Par Hélène Roulot-Ganzmann

Un pur hasard. Comme tous ses frères, comme ses parents avant lui, comme le pays tout entier, Jean-Pierre Étienne se passionne tout jeune pour le soccer et son équipe nationale, les Rouges et Bleus, comme on l’appelle là-bas.

Le jeune homme à la parole aisée. Tous les midis, il est rivé à son poste de radio et écoute Sportissibo, une émission de tribune libre. Il prend l’habitude d’appeler pour commenter et donner son point de vue. Ses analyses sont assez pertinentes pour que les présentateurs l’invitent à l’occasion en studio pour les suppléer.

Bénévolement au départ. Mais très vite, il devient incontournable et le directeur de la station de radio lui propose un contrat. Jean-Pierre Étienne vient tout juste d’avoir 19 ans.

Guidé vers ce métier

Il se retrouve alors à la barre de Sportmania, le show qui remplace Sportissibo. Une heure par jour, il répond aux auditeurs, analyse les matchs, les compétitions. Le soccer est de loin le sport le plus couvert, 85% du temps d’antenne environ lui est consacré. Mais le basket passionne également la population, surtout les séries de la NBA.

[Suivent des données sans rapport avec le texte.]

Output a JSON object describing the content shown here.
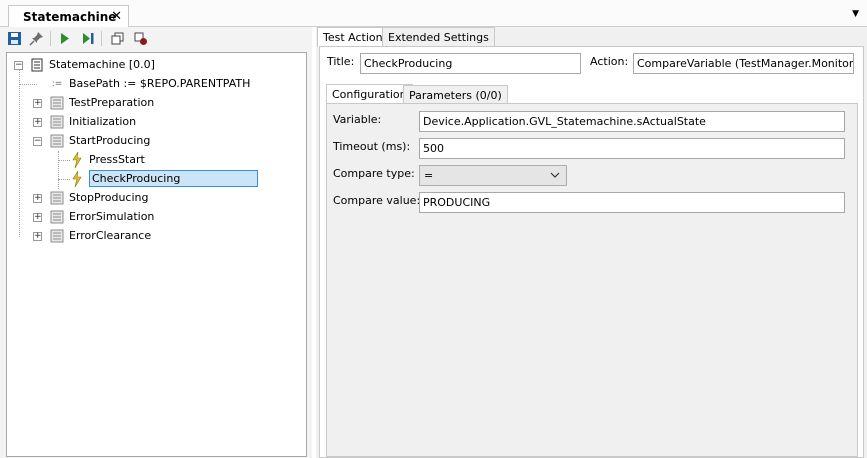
{
  "document_tab": {
    "title": "Statemachine",
    "close_glyph": "✕"
  },
  "toolbar": {
    "buttons": [
      {
        "name": "save-icon",
        "color": "#1f5fa8"
      },
      {
        "name": "pin-icon",
        "color": "#555555"
      },
      {
        "name": "run-icon",
        "color": "#2e8b2e"
      },
      {
        "name": "step-icon",
        "color": "#2e8b2e"
      },
      {
        "name": "copy-icon",
        "color": "#444444"
      },
      {
        "name": "breakpoint-icon",
        "color": "#8b1a1a"
      }
    ]
  },
  "tree": {
    "root": "Statemachine [0.0]",
    "basepath": "BasePath := $REPO.PARENTPATH",
    "basepath_glyph": ":=",
    "items": [
      {
        "label": "TestPreparation"
      },
      {
        "label": "Initialization"
      },
      {
        "label": "StartProducing"
      },
      {
        "label": "PressStart"
      },
      {
        "label": "CheckProducing"
      },
      {
        "label": "StopProducing"
      },
      {
        "label": "ErrorSimulation"
      },
      {
        "label": "ErrorClearance"
      }
    ],
    "selected_color": "#cce4f7",
    "selected_border": "#3a90d8"
  },
  "right": {
    "tabs": [
      "Test Action",
      "Extended Settings"
    ],
    "title_label": "Title:",
    "title_value": "CheckProducing",
    "action_label": "Action:",
    "action_value": "CompareVariable (TestManager.Monitoring)",
    "subtabs": [
      "Configuration",
      "Parameters (0/0)"
    ],
    "fields": {
      "variable_label": "Variable:",
      "variable_value": "Device.Application.GVL_Statemachine.sActualState",
      "timeout_label": "Timeout (ms):",
      "timeout_value": "500",
      "compare_type_label": "Compare type:",
      "compare_type_value": "=",
      "compare_value_label": "Compare value:",
      "compare_value_value": "PRODUCING"
    }
  }
}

Parallèlement, Jean-Pierre Étienne poursuit ses études dans un tout autre domaine, la finance. Depuis deux ans, il est officier de crédit la semaine, et a été obligé de reléguer ses activités journalistiques durant la fin de semaine. Pour le garder, Radio Ibo crée Sportmania bonus week-end, deux heures d’antenne tous les samedis, et lui offre le bulletin sportif quotidien de 7h45. Juste avant de se rendre au travail.

«On arrive difficilement à avoir un niveau de vie décent en Haïti avec un seul salaire, raconte-t-il. Je n’ai pas reçu de cours classiques en journalisme, je ne suis pas allé à l’université en communication. J’ai été guidé vers ce métier mais ma vraie formation est en finance.»

Omniprésent

Jean-Pierre Étienne est une véritable star dans son pays. Commentateur sportif vedette, il officie également  à la télévision nationale lors des grands événements et assure, deux fois par semaine, la page sportive du bulletin de nouvelles du téléjournal.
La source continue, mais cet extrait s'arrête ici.